What Are the Benefits of Sprinting?


 by Patrick Hutchison

Sprint running is one of the most challenging exercise routines available. It requires running as hard as you can for short periods of time, utilizing all your energy and muscle power for short intense bursts. Fortunately, the benefits are worth the effort.

Sprint running is one of the most challenging exercise routines available. It requires running as hard as you can for short periods of time, utilizing all your energy and muscle power for short intense bursts. Fortunately, the benefits are worth the effort. Sprinting is excellent cardiovascular exercise, it increases your anaerobic threshold and it burns a great deal of calories in a short time.

Exercise

As you sprint, your heart rate increases to compensate for the increased need for blood flow to your sprinting muscles. Sprinting brings your heart rate to near its maximum speed.

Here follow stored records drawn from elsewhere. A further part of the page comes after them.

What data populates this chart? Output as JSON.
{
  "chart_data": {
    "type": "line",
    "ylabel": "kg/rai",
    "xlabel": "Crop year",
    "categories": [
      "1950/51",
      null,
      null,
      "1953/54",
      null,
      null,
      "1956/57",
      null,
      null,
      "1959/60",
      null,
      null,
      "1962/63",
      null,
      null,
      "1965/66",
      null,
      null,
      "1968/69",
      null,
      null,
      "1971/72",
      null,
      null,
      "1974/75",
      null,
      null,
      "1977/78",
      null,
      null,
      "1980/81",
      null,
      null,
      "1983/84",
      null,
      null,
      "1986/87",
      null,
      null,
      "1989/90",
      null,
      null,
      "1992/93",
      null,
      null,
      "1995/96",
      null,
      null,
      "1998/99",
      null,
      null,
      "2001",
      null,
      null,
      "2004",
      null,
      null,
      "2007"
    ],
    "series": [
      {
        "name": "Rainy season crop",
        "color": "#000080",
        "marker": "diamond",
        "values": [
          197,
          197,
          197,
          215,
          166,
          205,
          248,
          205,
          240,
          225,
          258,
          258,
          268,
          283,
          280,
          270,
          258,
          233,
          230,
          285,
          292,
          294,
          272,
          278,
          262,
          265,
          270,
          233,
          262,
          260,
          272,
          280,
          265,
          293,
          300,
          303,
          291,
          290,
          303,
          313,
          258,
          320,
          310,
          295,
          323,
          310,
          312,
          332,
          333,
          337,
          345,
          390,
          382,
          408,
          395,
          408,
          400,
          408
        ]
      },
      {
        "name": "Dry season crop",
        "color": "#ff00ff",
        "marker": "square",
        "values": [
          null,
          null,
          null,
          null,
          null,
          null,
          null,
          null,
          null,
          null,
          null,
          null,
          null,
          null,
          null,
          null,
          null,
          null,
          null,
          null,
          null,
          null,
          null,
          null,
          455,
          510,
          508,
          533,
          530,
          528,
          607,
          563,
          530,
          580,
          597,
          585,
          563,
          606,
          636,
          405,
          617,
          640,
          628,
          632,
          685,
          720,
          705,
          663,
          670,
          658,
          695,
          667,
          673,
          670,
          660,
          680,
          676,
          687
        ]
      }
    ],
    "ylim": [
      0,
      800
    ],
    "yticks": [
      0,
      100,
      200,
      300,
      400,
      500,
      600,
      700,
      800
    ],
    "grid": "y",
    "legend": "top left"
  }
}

Over time, sprint training can increase your maximum heart rate, allowing you to work out more efficiently. Sprinting also increases your cardiovascular fitness, which helps you take in more oxygen while exercising and increasing fitness.

Anaerobic Threshold

The two basic types of exercise are anaerobic and aerobic. Aerobic exericise requires large amounts of oxygen for energy. Unlike sprinting and anaerobic exercise, aerobic exercise does not fatigue muscles. Aerobic exercise is capable of being maintained. Sprinting is an anaerobic exercise, meaning that it requires short bursts of energy that produce lactic acid. The buildup of lactic acid leads to pain and soreness while exercising, sometimes cramping. In normal exercise your body removes lactic acid as it is created, keeping lactic acid at a manageable level. Sprint training increases your anaerobic threshold and the rate at which your body can process lactic acid, allowing you to work harder, longer.

Metabolism

Sprinting burns a great deal of calories in a short time. Professor James Timmons from the Heriot-Watt University in Edinburgh reports that sprinting "can boost the body's metabolism sharply, helping to prevent weight gain and diabetes." Sprinting not only burns calories during its duration, but greatly improves overall metabolism, allowing you to burn more calories even when not sprinting.

Muscle Building

Because sprinting is an anaerobic exercise, it works to build muscle in the same way that weight training does. When weight training, your body is required to produce short bursts of energy that increase muscle strength. Sprinting works in the same way. However, unlike most weightlifting exercises, sprinting uses dozens of muscles at the same time, making it one of the most complete muscle training exercises available.